The likelihood of Saudi-led OPEC+ maintaining supply cuts beyond the first quarter, potentially until the end of 2024, is anticipated to keep oil prices above $80 per barrel, according to Suvro Sarkar, the energy sector team lead at DBS Bank. Expectations of Saudi Arabia maintaining crude prices for Asian customers at March levels in April also supported the market.

On the demand side, the U.S. personal consumption expenditures (PCE) index, the Federal Reserve’s preferred inflation gauge, showed January inflation aligning with economists’ expectations. This reinforced market expectations for a June interest rate cut, which could potentially reduce consumer costs and stimulate fuel buying activity.
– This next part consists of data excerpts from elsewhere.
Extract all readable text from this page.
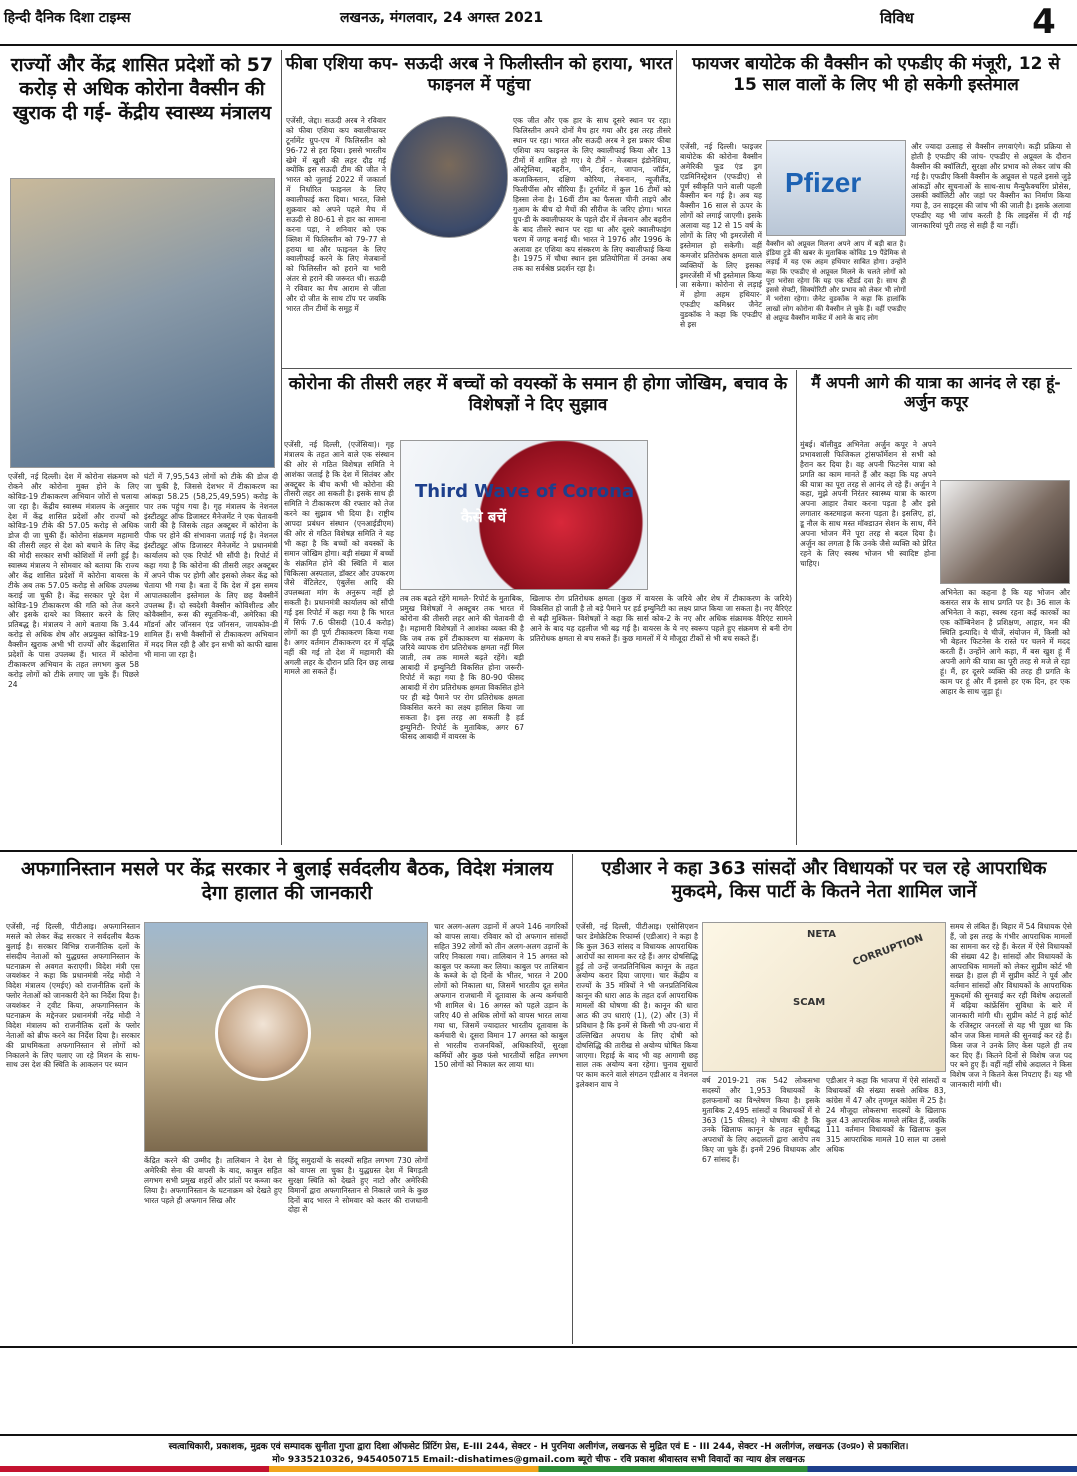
हिन्दी दैनिक दिशा टाइम्स	लखनऊ, मंगलवार, 24 अगस्त 2021	विविध	4
राज्यों और केंद्र शासित प्रदेशों को 57 करोड़ से अधिक कोरोना वैक्सीन की खुराक दी गई- केंद्रीय स्वास्थ्य मंत्रालय
एजेंसी, नई दिल्ली। देश में कोरोना संक्रमण को रोकने और कोरोना मुक्त होने के लिए कोविड-19 टीकाकरण अभियान जोरों से चलाया जा रहा है। केंद्रीय स्वास्थ्य मंत्रालय के अनुसार देश में केंद्र शासित प्रदेशों और राज्यों को कोविड-19 टीके की 57.05 करोड़ से अधिक डोज दी जा चुकी हैं। कोरोना संक्रमण महामारी की तीसरी लहर से देश को बचाने के लिए केंद्र की मोदी सरकार सभी कोशिशों में लगी हुई है। स्वास्थ्य मंत्रालय ने सोमवार को बताया कि राज्य और केंद्र शासित प्रदेशों में कोरोना वायरस के टीके अब तक 57.05 करोड़ से अधिक उपलब्ध कराई जा चुकी है। केंद्र सरकार पूरे देश में कोविड-19 टीकाकरण की गति को तेज करने और इसके दायरे का विस्तार करने के लिए प्रतिबद्ध है। मंत्रालय ने आगे बताया कि 3.44 करोड़ से अधिक शेष और अप्रयुक्त कोविड-19 वैक्सीन खुराक अभी भी राज्यों और केंद्रशासित प्रदेशों के पास उपलब्ध हैं। भारत में कोरोना टीकाकरण अभियान के तहत लगभग कुल 58 करोड़ लोगों को टीके लगाए जा चुके हैं। पिछले 24
घंटों में 7,95,543 लोगों को टीके की डोज दी जा चुकी है, जिससे देशभर में टीकाकरण का आंकड़ा 58.25 (58,25,49,595) करोड़ के पार तक पहुंच गया है। गृह मंत्रालय के नेशनल इंस्टीट्यूट ऑफ डिजास्टर मैनेजमेंट ने एक चेतावनी जारी की है जिसके तहत अक्टूबर में कोरोना के पीक पर होने की संभावना जताई गई है। नेशनल इंस्टीट्यूट ऑफ डिजास्टर मैनेजमेंट ने प्रधानमंत्री कार्यालय को एक रिपोर्ट भी सौंपी है। रिपोर्ट में कहा गया है कि कोरोना की तीसरी लहर अक्टूबर में अपने पीक पर होगी और इसको लेकर केंद्र को चेताया भी गया है। बता दें कि देश में इस समय आपातकालीन इस्तेमाल के लिए छह वैक्सीनें उपलब्ध हैं। दो स्वदेशी वैक्सीन कोविशील्ड और कोवैक्सीन, रूस की स्पूतनिक-वी, अमेरिका की मॉडर्ना और जॉनसन एंड जॉनसन, जायकोव-डी शामिल हैं। सभी वैक्सीनों से टीकाकरण अभियान में मदद मिल रही है और इन सभी को काफी खास भी माना जा रहा है।
फीबा एशिया कप- सऊदी अरब ने फिलीस्तीन को हराया, भारत फाइनल में पहुंचा
एजेंसी, जेद्दा। सऊदी अरब ने रविवार को फीबा एशिया कप क्वालीफायर टूर्नामेंट ग्रुप-एच में फिलिस्तीन को 96-72 से हरा दिया। इससे भारतीय खेमे में खुशी की लहर दौड़ गई क्योंकि इस सऊदी टीम की जीत ने भारत को जुलाई 2022 में जकार्ता में निर्धारित फाइनल के लिए क्वालीफाई करा दिया। भारत, जिसे शुक्रवार को अपने पहले मैच में सऊदी से 80-61 से हार का सामना करना पड़ा, ने शनिवार को एक क्लिश में फिलिस्तीन को 79-77 से हराया था और फाइनल के लिए क्वालीफाई करने के लिए मेजबानों को फिलिस्तीन को हराने या भारी अंतर से हराने की जरूरत थी। सऊदी ने रविवार का मैच आराम से जीता और दो जीत के साथ टॉप पर जबकि भारत तीन टीमों के समूह में
एक जीत और एक हार के साथ दूसरे स्थान पर रहा। फिलिस्तीन अपने दोनों मैच हार गया और इस तरह तीसरे स्थान पर रहा। भारत और सऊदी अरब ने इस प्रकार फीबा एशिया कप फाइनल के लिए क्वालीफाई किया और 13 टीमों में शामिल हो गए। ये टीमें - मेजबान इंडोनेशिया, ऑस्ट्रेलिया, बहरीन, चीन, ईरान, जापान, जॉर्डन, कजाकिस्तान, दक्षिण कोरिया, लेबनान, न्यूजीलैंड, फिलीपींस और सीरिया हैं। टूर्नामेंट में कुल 16 टीमों को हिस्सा लेना है। 16वीं टीम का फैसला चीनी ताइपे और गुआम के बीच दो मैचों की सीरीज के जरिए होगा। भारत ग्रुप-डी के क्वालीफायर के पहले दौर में लेबनान और बहरीन के बाद तीसरे स्थान पर रहा था और दूसरे क्वालीफाइंग चरण में जगह बनाई थी। भारत ने 1976 और 1996 के अलावा हर एशिया कप संस्करण के लिए क्वालीफाई किया है। 1975 में चौथा स्थान इस प्रतियोगिता में उनका अब तक का सर्वश्रेष्ठ प्रदर्शन रहा है।
फायजर बायोटेक की वैक्सीन को एफडीए की मंजूरी, 12 से 15 साल वालों के लिए भी हो सकेगी इस्तेमाल
एजेंसी, नई दिल्ली। फाइजर बायोटेक की कोरोना वैक्सीन अमेरिकी फूड एंड ड्रग एडमिनिस्ट्रेशन (एफडीए) से पूर्ण स्वीकृति पाने वाली पहली वैक्सीन बन गई है। अब यह वैक्सीन 16 साल से ऊपर के लोगों को लगाई जाएगी। इसके अलावा यह 12 से 15 वर्ष के लोगों के लिए भी इमरजेंसी में इस्तेमाल हो सकेगी। वहीं कमजोर प्रतिरोधक क्षमता वाले व्यक्तियों के लिए इसका इमरजेंसी में भी इस्तेमाल किया जा सकेगा। कोरोना से लड़ाई में होगा अहम हथियार- एफडीए कमिश्नर जैनेट वुडकॉक ने कहा कि एफडीए से इस
Pfizer
वैक्सीन को अप्रूवल मिलना अपने आप में बड़ी बात है। इंडिया टुडे की खबर के मुताबिक कोविड 19 पैंडेमिक से लड़ाई में यह एक अहम हथियार साबित होगा। उन्होंने कहा कि एफडीए से अप्रूवल मिलने के चलते लोगों को पूरा भरोसा रहेगा कि यह एक स्टैंडर्ड दवा है। साथ ही इससे सेफ्टी, सिक्योरिटी और प्रभाव को लेकर भी लोगों में भरोसा रहेगा। जैनेट वुडकॉक ने कहा कि हालांकि लाखों लोग कोरोना की वैक्सीन ले चुके हैं। वहीं एफडीए से अप्रूव्ड वैक्सीन मार्केट में आने के बाद लोग
और ज्यादा उत्साह से वैक्सीन लगवाएंगे। कड़ी प्रक्रिया से होती है एफडीए की जांच- एफडीए से अप्रूवल के दौरान वैक्सीन की क्वॉलिटी, सुरक्षा और प्रभाव को लेकर जांच की गई है। एफडीए किसी वैक्सीन के अप्रूवल से पहले इससे जुड़े आंकड़ों और सूचनाओं के साथ-साथ मैन्युफैक्चरिंग प्रोसेस, उसकी क्वॉलिटी और जहां पर वैक्सीन का निर्माण किया गया है, उन साइट्स की जांच भी की जाती है। इसके अलावा एफडीए यह भी जांच करती है कि लाइसेंस में दी गई जानकारियां पूरी तरह से सही हैं या नहीं।
कोरोना की तीसरी लहर में बच्चों को वयस्कों के समान ही होगा जोखिम, बचाव के विशेषज्ञों ने दिए सुझाव
एजेंसी, नई दिल्ली, (एजेंसिया)। गृह मंत्रालय के तहत आने वाले एक संस्थान की ओर से गठित विशेषज्ञ समिति ने आशंका जताई है कि देश में सितंबर और अक्टूबर के बीच कभी भी कोरोना की तीसरी लहर आ सकती है। इसके साथ ही समिति ने टीकाकरण की रफ्तार को तेज करने का सुझाव भी दिया है। राष्ट्रीय आपदा प्रबंधन संस्थान (एनआईडीएम) की ओर से गठित विशेषज्ञ समिति ने यह भी कहा है कि बच्चों को वयस्कों के समान जोखिम होगा। बड़ी संख्या में बच्चों के संक्रमित होने की स्थिति में बाल चिकित्सा अस्पताल, डॉक्टर और उपकरण जैसे वेंटिलेटर, एंबुलेंस आदि की उपलब्धता मांग के अनुरूप नहीं हो सकती है। प्रधानमंत्री कार्यालय को सौंपी गई इस रिपोर्ट में कहा गया है कि भारत में सिर्फ 7.6 फीसदी (10.4 करोड़) लोगों का ही पूर्ण टीकाकरण किया गया है। अगर वर्तमान टीकाकरण दर में वृद्धि नहीं की गई तो देश में महामारी की अगली लहर के दौरान प्रति दिन छह लाख मामले आ सकते हैं।
Third Wave of Corona
कैसे बचें
तब तक बढ़ते रहेंगे मामले- रिपोर्ट के मुताबिक, प्रमुख विशेषज्ञों ने अक्टूबर तक भारत में कोरोना की तीसरी लहर आने की चेतावनी दी है। महामारी विशेषज्ञों ने आशंका व्यक्त की है कि जब तक हमें टीकाकरण या संक्रमण के जरिये व्यापक रोग प्रतिरोधक क्षमता नहीं मिल जाती, तब तक मामले बढ़ते रहेंगे। बड़ी आबादी में इम्युनिटी विकसित होना जरूरी- रिपोर्ट में कहा गया है कि 80-90 फीसद आबादी में रोग प्रतिरोधक क्षमता विकसित होने पर ही बड़े पैमाने पर रोग प्रतिरोधक क्षमता विकसित करने का लक्ष्य हासिल किया जा सकता है। इस तरह आ सकती है हर्ड इम्युनिटी- रिपोर्ट के मुताबिक, अगर 67 फीसद आबादी में वायरस के
खिलाफ रोग प्रतिरोधक क्षमता (कुछ में वायरस के जरिये और शेष में टीकाकरण के जरिये) विकसित हो जाती है तो बड़े पैमाने पर हर्ड इम्युनिटी का लक्ष्य प्राप्त किया जा सकता है। नए वैरिएंट से बढ़ी मुश्किल- विशेषज्ञों ने कहा कि सार्स कोव-2 के नए और अधिक संक्रामक वैरिएंट सामने आने के बाद यह दहलीज भी बढ़ गई है। वायरस के ये नए स्वरूप पहले हुए संक्रमण से बनी रोग प्रतिरोधक क्षमता से बच सकते हैं। कुछ मामलों में ये मौजूदा टीकों से भी बच सकते हैं।
मैं अपनी आगे की यात्रा का आनंद ले रहा हूं- अर्जुन कपूर
मुंबई। बॉलीवुड अभिनेता अर्जुन कपूर ने अपने प्रभावशाली फिजिकल ट्रांसफॉर्मेशन से सभी को हैरान कर दिया है। वह अपनी फिटनेस यात्रा को प्रगति का काम मानते हैं और कहा कि यह अपने की यात्रा का पूरा तरह से आनंद ले रहे हैं। अर्जुन ने कहा, मुझे अपनी निरंतर स्वास्थ्य यात्रा के कारण अपना आहार तैयार करना पड़ता है और इसे लगातार कस्टमाइज करना पड़ता है। इसलिए, हां, डू नौल के साथ मस्त मॉक्डाउन सेशन के साथ, मैंने अपना भोजन मैंने पूरा तरह से बदल दिया है। अर्जुन का लगता है कि उनके जैसे व्यक्ति को प्रेरित रहने के लिए स्वस्थ भोजन भी स्वादिष्ट होना चाहिए।
अभिनेता का कहना है कि यह भोजन और कसरत सत्र के साथ प्रगति पर है। 36 साल के अभिनेता ने कहा, स्वस्थ रहना कई कारकों का एक कॉम्बिनेशन है प्रशिक्षण, आहार, मन की स्थिति इत्यादि। ये चीजें, संयोजन में, किसी को भी बेहतर फिटनेस के रास्ते पर चलने में मदद करती हैं। उन्होंने आगे कहा, मैं बस खुश हूं मैं अपनी आगे की यात्रा का पूरी तरह से मजे ले रहा हूं। मैं, हर दूसरे व्यक्ति की तरह ही प्रगति के काम पर हूं और मैं इससे हर एक दिन, हर एक आहार के साथ जुड़ा हूं।
अफगानिस्तान मसले पर केंद्र सरकार ने बुलाई सर्वदलीय बैठक, विदेश मंत्रालय देगा हालात की जानकारी
एजेंसी, नई दिल्ली, पीटीआइ। अफगानिस्तान मसले को लेकर केंद्र सरकार ने सर्वदलीय बैठक बुलाई है। सरकार विभिन्न राजनीतिक दलों के संसदीय नेताओं को युद्धग्रस्त अफगानिस्तान के घटनाक्रम से अवगत कराएगी। विदेश मंत्री एस जयशंकर ने कहा कि प्रधानमंत्री नरेंद्र मोदी ने विदेश मंत्रालय (एमईए) को राजनीतिक दलों के फ्लोर नेताओं को जानकारी देने का निर्देश दिया है। जयशंकर ने ट्वीट किया, अफगानिस्तान के घटनाक्रम के मद्देनजर प्रधानमंत्री नरेंद्र मोदी ने विदेश मंत्रालय को राजनीतिक दलों के फ्लोर नेताओं को ब्रीफ करने का निर्देश दिया है। सरकार की प्राथमिकता अफगानिस्तान से लोगों को निकालने के लिए चलाए जा रहे मिशन के साथ-साथ उस देश की स्थिति के आकलन पर ध्यान
केंद्रित करने की उम्मीद है। तालिबान ने देश से अमेरिकी सेना की वापसी के बाद, काबुल सहित लगभग सभी प्रमुख शहरों और प्रांतों पर कब्जा कर लिया है। अफगानिस्तान के घटनाक्रम को देखते हुए भारत पहले ही अफगान सिख और
हिंदू समुदायों के सदस्यों सहित लगभग 730 लोगों को वापस ला चुका है। युद्धग्रस्त देश में बिगड़ती सुरक्षा स्थिति को देखते हुए नाटो और अमेरिकी विमानों द्वारा अफगानिस्तान से निकाले जाने के कुछ दिनों बाद भारत ने सोमवार को कतर की राजधानी दोहा से
चार अलग-अलग उड़ानों में अपने 146 नागरिकों को वापस लाया। रविवार को दो अफगान सांसदों सहित 392 लोगों को तीन अलग-अलग उड़ानों के जरिए निकाला गया। तालिबान ने 15 अगस्त को काबुल पर कब्जा कर लिया। काबुल पर तालिबान के कब्जे के दो दिनों के भीतर, भारत ने 200 लोगों को निकाला था, जिसमें भारतीय दूत समेत अफगान राजधानी में दूतावास के अन्य कर्मचारी भी शामिल थे। 16 अगस्त को पहले उड़ान के जरिए 40 से अधिक लोगों को वापस भारत लाया गया था, जिसमें ज्यादातर भारतीय दूतावास के कर्मचारी थे। दूसरा विमान 17 अगस्त को काबुल से भारतीय राजनयिकों, अधिकारियों, सुरक्षा कर्मियों और कुछ फंसे भारतीयों सहित लगभग 150 लोगों को निकाल कर लाया था।
एडीआर ने कहा 363 सांसदों और विधायकों पर चल रहे आपराधिक मुकदमे, किस पार्टी के कितने नेता शामिल जानें
एजेंसी, नई दिल्ली, पीटीआइ। एसोसिएशन फार डेमोक्रेटिक रिफार्म्स (एडीआर) ने कहा है कि कुल 363 सांसद व विधायक आपराधिक आरोपों का सामना कर रहे हैं। अगर दोषसिद्धि हुई तो उन्हें जनप्रतिनिधित्व कानून के तहत अयोग्य करार दिया जाएगा। चार केंद्रीय व राज्यों के 35 मंत्रियों ने भी जनप्रतिनिधित्व कानून की धारा आठ के तहत दर्ज आपराधिक मामलों की घोषणा की है। कानून की धारा आठ की उप धाराएं (1), (2) और (3) में प्रविधान है कि इनमें से किसी भी उप-धारा में उल्लिखित अपराध के लिए दोषी को दोषसिद्धि की तारीख से अयोग्य घोषित किया जाएगा। रिहाई के बाद भी वह आगामी छह साल तक अयोग्य बना रहेगा। चुनाव सुधारों पर काम करने वाले संगठन एडीआर व नेशनल इलेक्शन वाच ने
CORRUPTION
SCAM
NETA
वर्ष 2019-21 तक 542 लोकसभा सदस्यों और 1,953 विधायकों के हलफनामों का विश्लेषण किया है। इसके मुताबिक 2,495 सांसदों व विधायकों में से 363 (15 फीसद) ने घोषणा की है कि उनके खिलाफ कानून के तहत सूचीबद्ध अपराधों के लिए अदालतों द्वारा आरोप तय किए जा चुके हैं। इनमें 296 विधायक और 67 सांसद हैं।
एडीआर ने कहा कि भाजपा में ऐसे सांसदों व विधायकों की संख्या सबसे अधिक 83, कांग्रेस में 47 और तृणमूल कांग्रेस में 25 है। 24 मौजूदा लोकसभा सदस्यों के खिलाफ कुल 43 आपराधिक मामले लंबित हैं, जबकि 111 वर्तमान विधायकों के खिलाफ कुल 315 आपराधिक मामले 10 साल या उससे अधिक
समय से लंबित हैं। बिहार में 54 विधायक ऐसे हैं, जो इस तरह के गंभीर आपराधिक मामलों का सामना कर रहे हैं। केरल में ऐसे विधायकों की संख्या 42 है। सांसदों और विधायकों के आपराधिक मामलों को लेकर सुप्रीम कोर्ट भी सख्त है। हाल ही में सुप्रीम कोर्ट ने पूर्व और वर्तमान सांसदों और विधायकों के आपराधिक मुकदमों की सुनवाई कर रही विशेष अदालतों में बढ़िया कांफ्रेंसिंग सुविधा के बारे में जानकारी मांगी थी। सुप्रीम कोर्ट ने हाई कोर्ट के रजिस्ट्रार जनरलों से यह भी पूछा था कि कौन जज किस मामले की सुनवाई कर रहे हैं। किस जज ने उनके लिए केस पहले ही तय कर दिए हैं। कितने दिनों से विशेष जज पद पर बने हुए हैं। वहीं नहीं सीधे अदालत ने किस विशेष जज ने कितने केस निपटाए हैं। यह भी जानकारी मांगी थी।
स्वत्वाधिकारी, प्रकाशक, मुद्रक एवं सम्पादक सुनीता गुप्ता द्वारा दिशा ऑफसेट प्रिंटिंग प्रेस, E-III 244, सेक्टर - H पुरनिया अलीगंज, लखनऊ से मुद्रित एवं E - III 244, सेक्टर -H अलीगंज, लखनऊ (उ०प्र०) से प्रकाशित।
मो० 9335210326, 9454050715 Email:-dishatimes@gmail.com ब्यूरो चीफ - रवि प्रकाश श्रीवास्तव सभी विवादों का न्याय क्षेत्र लखनऊ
However, mixed February purchasing managers’ index (PMI) data from China, the world’s leading oil consumer, tempered price gains. China’s manufacturing activity contracted for the fifth consecutive month in February, as per an official factory survey, placing pressure on Beijing to implement additional stimulus measures.

DBS Bank’s Suvro Sarkar projected second-quarter hiccups in demand, anticipating Brent to average lower in Q2 2024 compared to Q1 2024. However, a potential rate cut scenario in the latter part of 2024 could boost fund flows towards riskier assets, leading to a rebound in oil prices in the second half of the year.